Türkler ise, Kavimler Göçü ile bugünkü Avrupa’nın etnik popülasyonunu şekillendirirken, Selçuklu ve Osmanlı ile de Avrupa’nın kalbine dek yürüyerek, Avrupa kültürünün şekillenmesinde önemli bir rol oynamıştır. Nitekim Türkiye İmparatorluğu, Roma İmparatorluğu’nun varisi (III. Roma İmoaratorluğu, ki, Osmanlı –Selçuklu dahil- hakanları sultan-ı Rum ya da kayser-i Rum olarak anılmıştır). olarak tarihteki yerini almıştır.
Son haftalarda Avrupa’nın değişik ülkelerinde bakanlarımızı, dolayısıyla ülkemizi hedef olan onur kırıcı ve gayri ahlâki tutum ve davranışlara rastlanılmaktadır. Bir vatandaş olarak rencide olduğum ve üzüldüğüm bu olaylardan medeniyet ve demokrasi adına da utanç duydum. Öte yandan Ortaçağ’a özgü şekilde atlarıyla ve itleriyle masum halka yapılanlarsa tahammülsüzlüğün son haddini göstermiştir. Görünen o ki, Avrupa, savunduğu ilkelerin aksine şovenizme doğru yol almaktadır.
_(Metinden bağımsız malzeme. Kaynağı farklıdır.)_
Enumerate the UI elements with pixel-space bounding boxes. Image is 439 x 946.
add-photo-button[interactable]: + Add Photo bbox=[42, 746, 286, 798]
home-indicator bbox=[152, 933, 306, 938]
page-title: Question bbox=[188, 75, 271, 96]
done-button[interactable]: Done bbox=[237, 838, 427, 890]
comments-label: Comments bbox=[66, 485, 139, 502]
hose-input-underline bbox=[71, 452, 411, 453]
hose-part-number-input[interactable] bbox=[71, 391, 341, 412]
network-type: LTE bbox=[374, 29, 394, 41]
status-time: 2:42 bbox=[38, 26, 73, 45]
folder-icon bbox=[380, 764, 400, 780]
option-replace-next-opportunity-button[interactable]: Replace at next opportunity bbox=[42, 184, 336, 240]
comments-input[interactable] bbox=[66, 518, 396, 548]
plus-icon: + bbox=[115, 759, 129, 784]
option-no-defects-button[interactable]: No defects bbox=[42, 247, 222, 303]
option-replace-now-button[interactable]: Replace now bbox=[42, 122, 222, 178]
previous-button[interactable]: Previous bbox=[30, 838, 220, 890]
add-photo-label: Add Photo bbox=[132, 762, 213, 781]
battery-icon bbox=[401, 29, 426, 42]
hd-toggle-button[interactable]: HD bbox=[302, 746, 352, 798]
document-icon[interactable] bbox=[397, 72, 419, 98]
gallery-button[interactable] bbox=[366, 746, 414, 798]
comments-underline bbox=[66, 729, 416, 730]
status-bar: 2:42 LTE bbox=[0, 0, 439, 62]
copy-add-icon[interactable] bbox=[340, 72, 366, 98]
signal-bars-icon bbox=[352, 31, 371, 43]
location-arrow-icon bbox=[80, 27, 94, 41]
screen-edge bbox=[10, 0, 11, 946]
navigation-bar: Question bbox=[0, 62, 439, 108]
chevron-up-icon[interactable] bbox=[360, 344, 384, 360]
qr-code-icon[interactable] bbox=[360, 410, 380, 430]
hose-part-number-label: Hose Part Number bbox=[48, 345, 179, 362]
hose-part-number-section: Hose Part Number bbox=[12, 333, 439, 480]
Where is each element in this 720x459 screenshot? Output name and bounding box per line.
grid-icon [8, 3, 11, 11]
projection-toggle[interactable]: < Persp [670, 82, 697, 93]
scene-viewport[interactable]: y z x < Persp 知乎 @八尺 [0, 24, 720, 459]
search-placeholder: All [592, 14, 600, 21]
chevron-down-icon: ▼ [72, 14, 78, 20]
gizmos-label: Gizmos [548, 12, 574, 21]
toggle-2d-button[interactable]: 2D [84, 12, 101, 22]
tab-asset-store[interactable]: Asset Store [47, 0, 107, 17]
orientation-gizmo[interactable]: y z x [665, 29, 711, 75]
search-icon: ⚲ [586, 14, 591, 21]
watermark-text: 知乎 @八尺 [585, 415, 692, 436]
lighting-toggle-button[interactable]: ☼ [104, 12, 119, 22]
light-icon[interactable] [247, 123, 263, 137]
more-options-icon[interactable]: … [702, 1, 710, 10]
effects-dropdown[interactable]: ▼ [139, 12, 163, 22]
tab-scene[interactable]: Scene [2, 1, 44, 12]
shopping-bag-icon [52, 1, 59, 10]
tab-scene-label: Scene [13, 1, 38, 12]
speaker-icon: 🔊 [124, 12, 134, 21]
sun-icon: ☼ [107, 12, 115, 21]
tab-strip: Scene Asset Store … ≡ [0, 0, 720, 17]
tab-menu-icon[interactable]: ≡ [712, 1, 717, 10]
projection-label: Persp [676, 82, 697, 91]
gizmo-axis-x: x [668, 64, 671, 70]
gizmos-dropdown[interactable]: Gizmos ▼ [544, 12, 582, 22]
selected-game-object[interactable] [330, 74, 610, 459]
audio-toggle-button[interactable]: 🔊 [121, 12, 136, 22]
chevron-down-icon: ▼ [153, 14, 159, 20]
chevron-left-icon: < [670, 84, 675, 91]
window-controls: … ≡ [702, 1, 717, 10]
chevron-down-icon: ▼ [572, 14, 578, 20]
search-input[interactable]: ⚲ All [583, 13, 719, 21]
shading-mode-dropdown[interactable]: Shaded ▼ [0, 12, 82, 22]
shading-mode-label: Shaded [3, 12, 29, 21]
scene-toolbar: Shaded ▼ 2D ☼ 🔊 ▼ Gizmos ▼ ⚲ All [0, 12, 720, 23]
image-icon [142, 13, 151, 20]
Görüldüğü gibi şaşalı ve süslü söz ve söylemlerle medeniyet ve demokrasi dersi verenlerin ne kadar ucuz duygu ve düşüncelere sahip olduğu ortaya çıkmıştır. Hiçbir ülke başka bir ülkenin vatandaşını, hele diplomatik dokunmazlık hakkına sahip olanları konsolosluğa girmesini engelleyemez. Viyana Sözleşmesi’ne aykırılık oluşturan bu durum, diğer taraftan insan hakları ve demokrasi ilkeleriyle de bağdaşmaz. Dolayısıyla Türkiye onurunu korumak için de her türlü alçaltıcı eylemlere karşı hazır ve uyanık olmak zorundadır. Tüm bunlara rağmen Almanya’da yaşayan 3 milyon ve Avrupa’da yaşayan 5 buçuk milyon Türk ve Türk kökenli soydaşın bekası ve ülkenin ulusal çıkarları da göz önüne alınarak, sağduyulu, ama taviz vermeden, onur kırıcı tutum ve davranıştan sıyrılmak zorundayız. Esas olan oyuna gelmemek, oyunu bozmaktır.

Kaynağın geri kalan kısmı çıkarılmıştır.